That is the word on the street! Now to officiallysay that's true? I am not sure because they will never admit that he took over? He doesn't have a guiding liscense in ND? The guy from Texas was going to take over the operation because he is a guide in texas, and has been for years(not quit sure how many?), but the state of ND just passed some laws saying that you have to work for a G/O for 2 years before you can apply for your liscence. Thing about it is that Texas doesn't issue guiding liscences! So he couldn't take it over! Now I am not 100% sure but either the guy from Oklahoma took it over or his brother did! I believe they have both worked for him for about 5 years?


----------



## MSG Rude (Oct 6, 2003)

Remmi,

What is 'BUMP'? I have been around for a while and I have seen this on this web site but have yet to find out what in the heck it means.

:huh:

Rude


----------



## Bob Kellam (Apr 8, 2004)

Bump 
Keeps the topic at the top of the list of threads!

Bob


----------



## Ref (Jul 21, 2003)

Chris,

Is it possible to "edit" the title of the thread so the innocent man can get his name off of it?


----------



## curty (Sep 18, 2003)

I would also like to see the title changed (for personal reasons)


----------



## Robert A. Langager (Feb 22, 2002)

Fixed it for you guys.

RC


----------



## griffman (Jan 17, 2004)

Robert A. Langager said:


> Fixed it for you guys.
> 
> RC


Thanks! I sent a PM to Chris, but.... he must be having a good weekend afield...or on the water....or the ice 8)

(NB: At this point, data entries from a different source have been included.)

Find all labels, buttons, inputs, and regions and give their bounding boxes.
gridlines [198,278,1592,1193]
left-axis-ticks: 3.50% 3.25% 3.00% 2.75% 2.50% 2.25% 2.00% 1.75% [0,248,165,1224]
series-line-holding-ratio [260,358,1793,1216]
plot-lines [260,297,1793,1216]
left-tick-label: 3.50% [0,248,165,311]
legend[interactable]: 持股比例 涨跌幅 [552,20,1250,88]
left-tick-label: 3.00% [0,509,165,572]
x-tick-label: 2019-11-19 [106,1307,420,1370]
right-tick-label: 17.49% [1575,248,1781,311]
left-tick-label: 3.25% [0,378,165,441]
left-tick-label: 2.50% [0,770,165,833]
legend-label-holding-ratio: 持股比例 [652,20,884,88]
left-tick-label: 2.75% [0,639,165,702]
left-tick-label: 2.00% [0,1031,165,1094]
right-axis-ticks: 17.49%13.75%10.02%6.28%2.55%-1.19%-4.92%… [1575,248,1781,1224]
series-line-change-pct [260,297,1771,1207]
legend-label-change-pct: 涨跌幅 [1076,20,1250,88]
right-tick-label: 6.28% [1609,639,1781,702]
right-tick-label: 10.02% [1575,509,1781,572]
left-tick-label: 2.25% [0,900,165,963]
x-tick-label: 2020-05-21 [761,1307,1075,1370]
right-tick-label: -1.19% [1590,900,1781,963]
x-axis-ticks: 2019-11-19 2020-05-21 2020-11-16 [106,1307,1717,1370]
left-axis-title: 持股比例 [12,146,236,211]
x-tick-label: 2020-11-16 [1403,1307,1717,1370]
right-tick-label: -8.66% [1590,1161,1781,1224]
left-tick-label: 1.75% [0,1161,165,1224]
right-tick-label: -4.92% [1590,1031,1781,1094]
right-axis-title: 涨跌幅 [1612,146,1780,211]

My humble apologies go out to Mr. Meidinger, I had no intention of tarnishing his name. Sorry to all for the confusion.


----------



## Robert A. Langager (Feb 22, 2002)

No problem.

You can edit your own posts, including the title, just by clicking the "edit" button on the post. It is right next to the "quote" button in the upper right hand corner. This button is on every post but you can only edit your own posts unless you are a moderator.

RC


----------



## Ron Gilmore (Jan 7, 2003)

Wade [Sheldon brother] was the one from what I have heard that took over.

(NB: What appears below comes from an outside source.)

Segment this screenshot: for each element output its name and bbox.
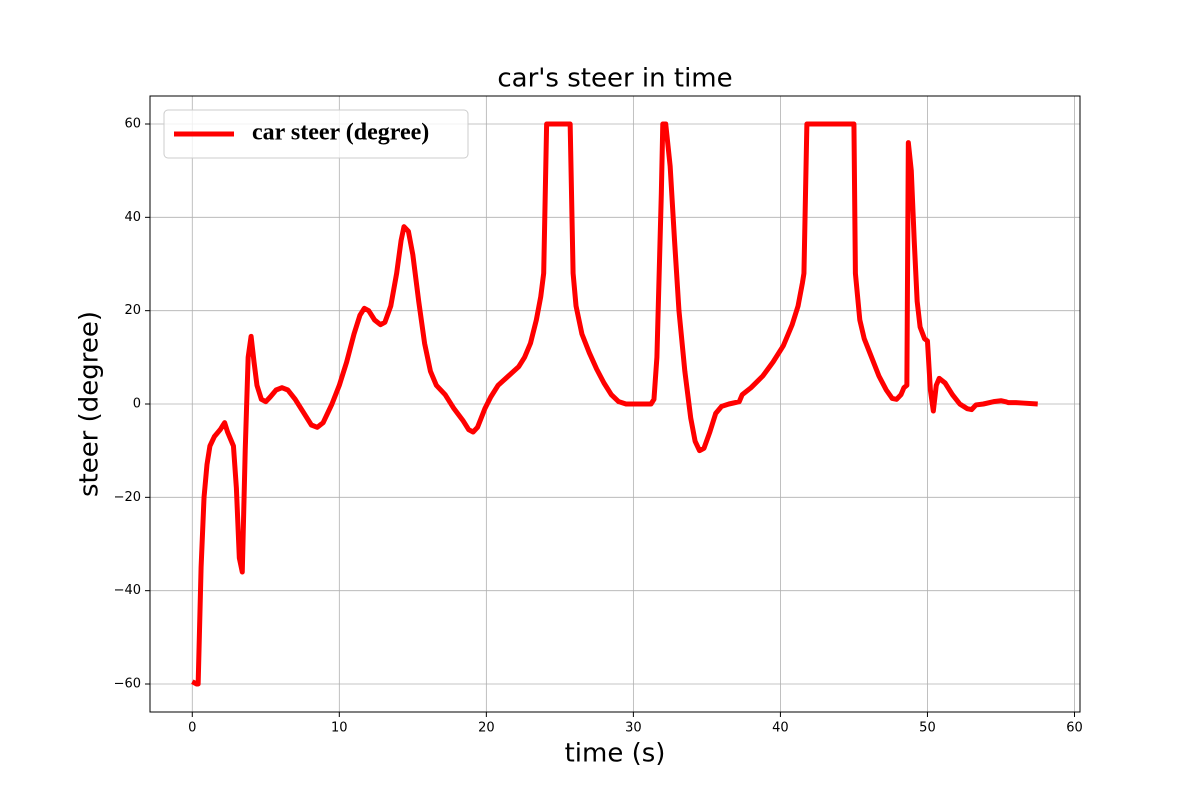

I will be calling the court house again on Mon to find out if a deal has been accepted as of yet. Until the Judge drops the gavel nothing will be solid all else will be speculation.


----------



## Maverick (Mar 4, 2002)

So from what I have herd, Sheldon is only getting a year and a day for his actions that he took with a minor? I can't believe that if you have sex with a drunk minor(14) that you only get that little?
He his being charged with a felony but do you think that will stop him from having a gun on him? Somehow I guess not?
I will post more when I hear more!


----------